Architecture¶

This page explains the technical architecture of the character network database and processing pipeline.

System Overview¶

The Naruto character network system consists of three main layers:

graph TB
    A[Subtitle Files<br/>.ass format] -->|Parse| B[Processing Pipeline<br/>naruto_net package]
    B -->|Extract| C[Intermediate Data<br/>Events, Scenes, Mentions]
    C -->|Build| D[Network Edges<br/>CSV format]
    D -->|Import| E[Neo4j Graph DB<br/>:Character :CONNECTED]
    E -->|Query| F[Network Analysis<br/>Centrality, Communities]
    F -->|Visualize| G[Interactive Viz<br/>D3.js]

    style A fill:#FFF3E0
    style B fill:#E8F5E9
    style C fill:#F3E5F5
    style D fill:#E3F2FD
    style E fill:#FFE0B2
    style F fill:#F1F8E9
    style G fill:#FCE4EC

Neo4j Graph Database Schema¶

The character network is stored in a Neo4j graph database using a multi-label pattern for arc-specific analysis.

Complete Schema Diagram¶

Neo4j Schema

Full schema showing node structure, relationship properties, and example connection

Node Structure: `:Character`¶

Every character in the network has the base label :Character plus arc-specific labels.

Multi-Label Pattern¶

(:Character:ChūninExams:SasukeRetrieval:PainsAssault)

Why multi-labels?

Simple queries: MATCH (c:ChūninExams:SasukeRetrieval) finds characters in both arcs
Built-in counting: size(labels(c)) - 1 = number of arcs
More intuitive than separate Arc nodes with relationships

Character Properties¶

Property	Type	Description	Indexed
`character_id`	INTEGER	Unique identifier	✓ (unique)
`name`	STRING	Canonical name	✓ (unique)
`aliases`	LIST\<STRING>	Known nicknames/titles
`affiliation_primary`	STRING	Main village/organization	✓
`affiliation_detail`	STRING	Squad/team membership
`affiliation_changes`	STRING	Defection tracking (e.g., Sasuke)
`first_appearance_arc`	STRING	Debut arc
`role_type`	STRING	protagonist/antagonist/supporting	✓
`estimated_importance`	INTEGER	1-10 centrality estimate	✓

Example node:

(:Character:ChūninExams:SasukeRetrieval {
  character_id: 1,
  name: "Naruto Uzumaki",
  aliases: ["Naruto", "Nine-Tails", "Hokage"],
  affiliation_primary: "Konoha",
  affiliation_detail: "Team 7",
  role_type: "protagonist",
  estimated_importance: 10
})

Relationship Structure: `:CONNECTED`¶

Characters are connected with a single relationship type that stores semantic information in properties.

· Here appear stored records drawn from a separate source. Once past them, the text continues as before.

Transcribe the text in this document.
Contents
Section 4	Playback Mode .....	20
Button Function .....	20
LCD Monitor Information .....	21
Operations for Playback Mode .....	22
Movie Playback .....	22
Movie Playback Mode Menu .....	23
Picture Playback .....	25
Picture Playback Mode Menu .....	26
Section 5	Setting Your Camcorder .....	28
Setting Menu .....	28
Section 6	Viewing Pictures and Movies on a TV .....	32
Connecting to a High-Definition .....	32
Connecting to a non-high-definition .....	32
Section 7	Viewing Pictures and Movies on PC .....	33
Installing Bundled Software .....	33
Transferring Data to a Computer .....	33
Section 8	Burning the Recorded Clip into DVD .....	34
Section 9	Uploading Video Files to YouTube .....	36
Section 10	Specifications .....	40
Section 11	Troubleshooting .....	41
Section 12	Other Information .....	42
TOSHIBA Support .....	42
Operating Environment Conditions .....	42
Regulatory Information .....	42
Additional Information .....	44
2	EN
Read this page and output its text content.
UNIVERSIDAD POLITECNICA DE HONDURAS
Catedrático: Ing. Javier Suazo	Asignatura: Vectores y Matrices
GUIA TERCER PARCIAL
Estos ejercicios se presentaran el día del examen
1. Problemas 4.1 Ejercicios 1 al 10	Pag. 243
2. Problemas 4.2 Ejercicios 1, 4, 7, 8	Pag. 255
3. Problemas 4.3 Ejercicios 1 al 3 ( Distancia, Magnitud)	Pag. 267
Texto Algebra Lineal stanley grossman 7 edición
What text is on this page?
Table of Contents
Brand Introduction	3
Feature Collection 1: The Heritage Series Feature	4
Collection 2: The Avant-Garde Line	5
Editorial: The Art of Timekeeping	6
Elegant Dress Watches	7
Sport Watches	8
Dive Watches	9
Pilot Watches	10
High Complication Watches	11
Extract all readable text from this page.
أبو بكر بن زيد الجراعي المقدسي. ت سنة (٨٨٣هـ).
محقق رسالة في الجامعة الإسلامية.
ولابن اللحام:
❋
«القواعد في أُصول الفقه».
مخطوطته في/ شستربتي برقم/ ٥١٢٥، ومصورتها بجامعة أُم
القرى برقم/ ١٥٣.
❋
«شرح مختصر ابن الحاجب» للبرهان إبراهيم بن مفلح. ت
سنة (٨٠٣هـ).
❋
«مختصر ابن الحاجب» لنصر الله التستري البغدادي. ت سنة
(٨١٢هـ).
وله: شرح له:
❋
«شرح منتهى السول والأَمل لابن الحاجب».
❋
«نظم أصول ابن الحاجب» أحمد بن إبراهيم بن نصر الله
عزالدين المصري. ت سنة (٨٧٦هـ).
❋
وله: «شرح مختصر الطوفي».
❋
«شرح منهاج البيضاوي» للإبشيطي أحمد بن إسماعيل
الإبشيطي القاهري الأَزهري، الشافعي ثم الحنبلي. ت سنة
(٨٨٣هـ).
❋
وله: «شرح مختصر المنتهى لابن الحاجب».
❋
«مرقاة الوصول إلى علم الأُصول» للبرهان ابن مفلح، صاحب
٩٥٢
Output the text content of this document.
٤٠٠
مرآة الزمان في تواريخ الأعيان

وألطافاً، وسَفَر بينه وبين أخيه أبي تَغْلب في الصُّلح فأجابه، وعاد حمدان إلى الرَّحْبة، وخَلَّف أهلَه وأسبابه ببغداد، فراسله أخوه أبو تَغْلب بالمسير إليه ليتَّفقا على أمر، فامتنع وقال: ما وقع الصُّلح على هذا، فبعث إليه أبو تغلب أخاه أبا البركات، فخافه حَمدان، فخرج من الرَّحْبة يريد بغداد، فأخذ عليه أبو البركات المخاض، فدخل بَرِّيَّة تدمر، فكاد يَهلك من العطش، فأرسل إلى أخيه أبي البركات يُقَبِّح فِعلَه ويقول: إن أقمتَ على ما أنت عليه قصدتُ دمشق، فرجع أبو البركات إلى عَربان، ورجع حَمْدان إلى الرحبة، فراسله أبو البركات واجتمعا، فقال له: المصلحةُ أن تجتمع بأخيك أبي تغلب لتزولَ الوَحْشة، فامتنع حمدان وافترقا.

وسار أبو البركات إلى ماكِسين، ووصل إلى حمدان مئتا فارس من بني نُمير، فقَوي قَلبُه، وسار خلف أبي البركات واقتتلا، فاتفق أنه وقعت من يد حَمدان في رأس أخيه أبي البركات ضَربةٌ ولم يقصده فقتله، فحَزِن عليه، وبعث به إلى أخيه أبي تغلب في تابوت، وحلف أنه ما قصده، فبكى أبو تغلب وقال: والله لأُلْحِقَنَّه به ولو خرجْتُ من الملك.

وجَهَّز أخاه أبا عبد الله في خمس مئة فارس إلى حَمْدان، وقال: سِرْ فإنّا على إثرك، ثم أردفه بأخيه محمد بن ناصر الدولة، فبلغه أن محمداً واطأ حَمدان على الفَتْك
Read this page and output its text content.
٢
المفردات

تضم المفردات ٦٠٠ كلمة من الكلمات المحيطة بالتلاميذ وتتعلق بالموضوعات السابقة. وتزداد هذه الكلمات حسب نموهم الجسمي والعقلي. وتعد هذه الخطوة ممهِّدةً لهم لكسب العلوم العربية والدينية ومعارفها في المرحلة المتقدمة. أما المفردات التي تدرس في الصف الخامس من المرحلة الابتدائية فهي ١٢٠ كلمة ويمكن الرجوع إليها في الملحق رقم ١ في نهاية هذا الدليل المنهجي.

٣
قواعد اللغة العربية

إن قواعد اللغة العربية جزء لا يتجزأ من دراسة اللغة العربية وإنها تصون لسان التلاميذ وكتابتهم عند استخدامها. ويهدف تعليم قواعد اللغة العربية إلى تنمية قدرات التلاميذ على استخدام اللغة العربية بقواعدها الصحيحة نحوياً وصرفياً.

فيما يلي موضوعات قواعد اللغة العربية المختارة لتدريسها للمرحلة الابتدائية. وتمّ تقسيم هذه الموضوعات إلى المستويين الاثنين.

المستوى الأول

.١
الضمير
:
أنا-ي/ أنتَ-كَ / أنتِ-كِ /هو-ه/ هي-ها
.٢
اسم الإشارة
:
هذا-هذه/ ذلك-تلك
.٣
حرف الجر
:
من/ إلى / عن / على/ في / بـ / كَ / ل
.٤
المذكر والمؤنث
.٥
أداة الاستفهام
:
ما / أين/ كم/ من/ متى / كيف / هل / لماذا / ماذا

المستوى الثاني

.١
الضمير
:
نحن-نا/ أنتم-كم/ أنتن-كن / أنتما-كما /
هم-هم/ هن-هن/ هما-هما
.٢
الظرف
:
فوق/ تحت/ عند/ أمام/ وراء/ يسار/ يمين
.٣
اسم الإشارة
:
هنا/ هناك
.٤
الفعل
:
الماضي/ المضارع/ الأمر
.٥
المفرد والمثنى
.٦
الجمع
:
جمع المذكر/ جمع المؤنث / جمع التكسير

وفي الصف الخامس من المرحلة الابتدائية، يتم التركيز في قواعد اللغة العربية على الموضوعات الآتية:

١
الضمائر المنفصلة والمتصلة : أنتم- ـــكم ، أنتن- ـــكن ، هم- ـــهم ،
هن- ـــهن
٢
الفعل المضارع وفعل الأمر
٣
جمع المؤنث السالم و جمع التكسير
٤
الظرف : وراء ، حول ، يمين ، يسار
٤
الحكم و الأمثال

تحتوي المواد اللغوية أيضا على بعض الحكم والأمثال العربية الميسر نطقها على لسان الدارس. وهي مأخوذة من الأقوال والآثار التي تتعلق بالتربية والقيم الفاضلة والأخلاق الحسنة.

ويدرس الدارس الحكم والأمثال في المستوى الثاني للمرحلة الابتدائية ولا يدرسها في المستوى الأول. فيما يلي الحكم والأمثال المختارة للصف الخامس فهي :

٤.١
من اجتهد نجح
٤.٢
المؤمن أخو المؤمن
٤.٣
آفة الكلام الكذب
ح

Why Single Relationship Type?¶

Simplicity: Easier to query all connections without UNION clauses Flexibility: Relationship semantics stored in relationship_types array Data lineage: source property distinguishes manual vs extracted edges

Relationship Properties¶

Property	Type	Description
`arc`	STRING	"Chunin Exams" \| "Sasuke Retrieval" \| "Pain's Assault"
`weight`	INTEGER	Scene co-appearance count (1 for manual seeds)
`source`	STRING	"manual_seed" \| "subtitle_extraction"
`relationship_types`	LIST\<STRING>	["team", "rivals", "enemies", "mentors", "siblings", "parents"]
`episodes`	LIST\<INTEGER>	Episode numbers (empty for manual seeds)
`confidence`	FLOAT	1.0 for manual, 0.0-1.0 for extracted

Controlled Vocabulary for `relationship_types`¶

team — Same squad/organization
rivals — Competitive relationship
enemies — Active antagonism
mentors — Teacher/student dynamic
siblings — Family relationship (blood or found family)
parents — Parent/child relationship
co_appearance — Generic co-occurrence (for extracted data)

Example relationship:

(naruto:Character)-[:CONNECTED {
  arc: "Chunin Exams",
  weight: 1,
  source: "manual_seed",
  relationship_types: ["team", "rivals"],
  episodes: [],
  confidence: 1.0
}]->(sasuke:Character)

Bidirectional Creation¶

For symmetric co-appearance relationships, we create both (A→B) and (B→A) edges. This ensures queries like "MATCH (n:Character)-[:CONNECTED]->(m)" work regardless of edge direction.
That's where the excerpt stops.